Apesar da ordem de manter a contenção e discrição, profissionais ouvidos pelo Estado confessam que "há gordura para cortar", mas que a produção de TV é sempre cara e quem economizar demais sairá perdendo. Um programa completo de TV, de 20 minutos e alta qualidade, não sai por menos de R$ 300 mil. Na definição de um antigo colaborador de Duda e Nizan, na campanha de 2006 "tudo será milimetricamente planejado para parecer simples".

MUDANDO O DISCURSO

"Passei anos dizendo que o setor publicitário nunca se envolveu em escândalos. É claro que mudei o discurso", diz o presidente da Associação Brasileira de Agências de Publicidade (Abap), Dalton Pastore. Segundo ele, das 4 mil agências de publicidade brasileiras, "menos de 4" trabalham para o governo federal e um número ainda menor faz campanhas. "Nosso calvário hoje é a publicidade de governo e política", admite ele.

Responsável pela campanha vitoriosa do "não" no referendo sobre desarmamento, no ano passado, Chico Santa Rita é defensor de campanhas "mais econômicas, sem grandes arroubos". Ele não critica Duda, mas reclama: "Acho uma pena que esse tipo de coisa tenha colocado o conceito do marketing político em xeque".

Um experiente profissional de marketing político aponta que a campanha deste ano será marcada pelo patrulhamento entre adversários, na tentativa de flagrar dinheiro ilegal e gastos não declarados.

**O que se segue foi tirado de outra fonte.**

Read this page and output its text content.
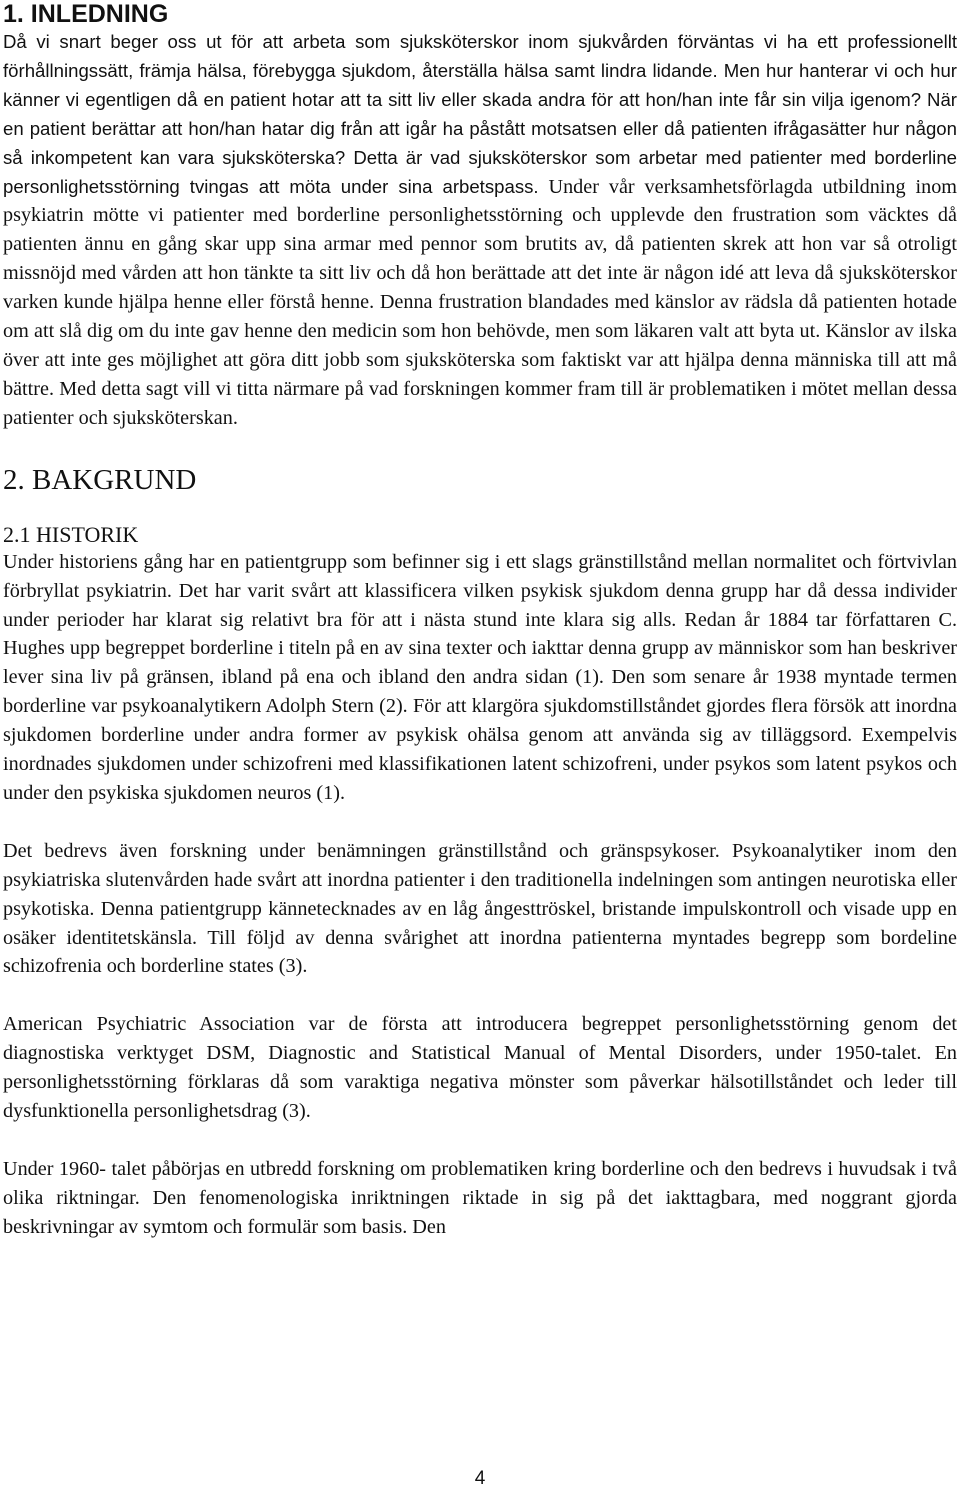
1. INLEDNING

Då vi snart beger oss ut för att arbeta som sjuksköterskor inom sjukvården förväntas vi ha ett professionellt förhållningssätt, främja hälsa, förebygga sjukdom, återställa hälsa samt lindra lidande. Men hur hanterar vi och hur känner vi egentligen då en patient hotar att ta sitt liv eller skada andra för att hon/han inte får sin vilja igenom? När en patient berättar att hon/han hatar dig från att igår ha påstått motsatsen eller då patienten ifrågasätter hur någon så inkompetent kan vara sjuksköterska? Detta är vad sjuksköterskor som arbetar med patienter med borderline personlighetsstörning tvingas att möta under sina arbetspass. Under vår verksamhetsförlagda utbildning inom psykiatrin mötte vi patienter med borderline personlighetsstörning och upplevde den frustration som väcktes då patienten ännu en gång skar upp sina armar med pennor som brutits av, då patienten skrek att hon var så otroligt missnöjd med vården att hon tänkte ta sitt liv och då hon berättade att det inte är någon idé att leva då sjuksköterskor varken kunde hjälpa henne eller förstå henne. Denna frustration blandades med känslor av rädsla då patienten hotade om att slå dig om du inte gav henne den medicin som hon behövde, men som läkaren valt att byta ut. Känslor av ilska över att inte ges möjlighet att göra ditt jobb som sjuksköterska som faktiskt var att hjälpa denna människa till att må bättre. Med detta sagt vill vi titta närmare på vad forskningen kommer fram till är problematiken i mötet mellan dessa patienter och sjuksköterskan.

2. BAKGRUND
2.1 HISTORIK

Under historiens gång har en patientgrupp som befinner sig i ett slags gränstillstånd mellan normalitet och förtvivlan förbryllat psykiatrin. Det har varit svårt att klassificera vilken psykisk sjukdom denna grupp har då dessa individer under perioder har klarat sig relativt bra för att i nästa stund inte klara sig alls. Redan år 1884 tar författaren C. Hughes upp begreppet borderline i titeln på en av sina texter och iakttar denna grupp av människor som han beskriver lever sina liv på gränsen, ibland på ena och ibland den andra sidan (1). Den som senare år 1938 myntade termen borderline var psykoanalytikern Adolph Stern (2). För att klargöra sjukdomstillståndet gjordes flera försök att inordna sjukdomen borderline under andra former av psykisk ohälsa genom att använda sig av tilläggsord. Exempelvis inordnades sjukdomen under schizofreni med klassifikationen latent schizofreni, under psykos som latent psykos och under den psykiska sjukdomen neuros (1).

Det bedrevs även forskning under benämningen gränstillstånd och gränspsykoser. Psykoanalytiker inom den psykiatriska slutenvården hade svårt att inordna patienter i den traditionella indelningen som antingen neurotiska eller psykotiska. Denna patientgrupp kännetecknades av en låg ångesttröskel, bristande impulskontroll och visade upp en osäker identitetskänsla. Till följd av denna svårighet att inordna patienterna myntades begrepp som bordeline schizofrenia och borderline states (3).

American Psychiatric Association var de första att introducera begreppet personlighetsstörning genom det diagnostiska verktyget DSM, Diagnostic and Statistical Manual of Mental Disorders, under 1950-talet. En personlighetsstörning förklaras då som varaktiga negativa mönster som påverkar hälsotillståndet och leder till dysfunktionella personlighetsdrag (3).

Under 1960- talet påbörjas en utbredd forskning om problematiken kring borderline och den bedrevs i huvudsak i två olika riktningar. Den fenomenologiska inriktningen riktade in sig på det iakttagbara, med noggrant gjorda beskrivningar av symtom och formulär som basis. Den

4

O publicitário Orlando Pacheco condena a proposta em discussão no Congresso de proibir filmagens externas na propaganda política: "É uma balela. Quem tiver dinheiro pode montar um estúdio hollywoodiano", diz.

Para Luiz Fernando Carvalho, diretor do filme Lavoura Arcaica e das minisséries Os Maias e Hoje é dia de Maria, o que se faz na propaganda política de TV é "lixo". Ele duvida que haja mudança de conteúdo em 2006: "Com ou sem caixa 2, trata-se de um modelo ultrapassado, onde mensagens e mais mensagens enganosas continuarão sendo empurradas goela abaixo da população", opina.

Roteirista do série A Grande Família, da TV Globo, o humorista Cláudio Paiva acredita que programas políticos menos espetaculosos estão a caminho: "O espectador é sensível a boas idéias e elas devem começar no próprio projeto do candidato", diz.

O sociólogo e jornalista Laurindo Leal Filho, professor da USP e fundador da ONG TVer, que avalia a qualidade da televisão brasileira, ao contrário de Pacheco, acredita que a restrição a imagens externas vai ajudar a diminuir o custo da propaganda política. "Como a TV aberta é de alta qualidade técnica e estética, os programas políticos buscaram esse padrão, mas transformaram a política em espetáculo", assinala ele.

Um caso emblemático, para Leal, foi o Fura-Fila criado por Duda Mendonça para a campanha do Celso Pitta à prefeitura de São Paulo em 1996: "Chegou ao limite da fantasia. Infelizmente, só os fatos do caixa 2 é que levaram à revisão desses programa", diz o professor.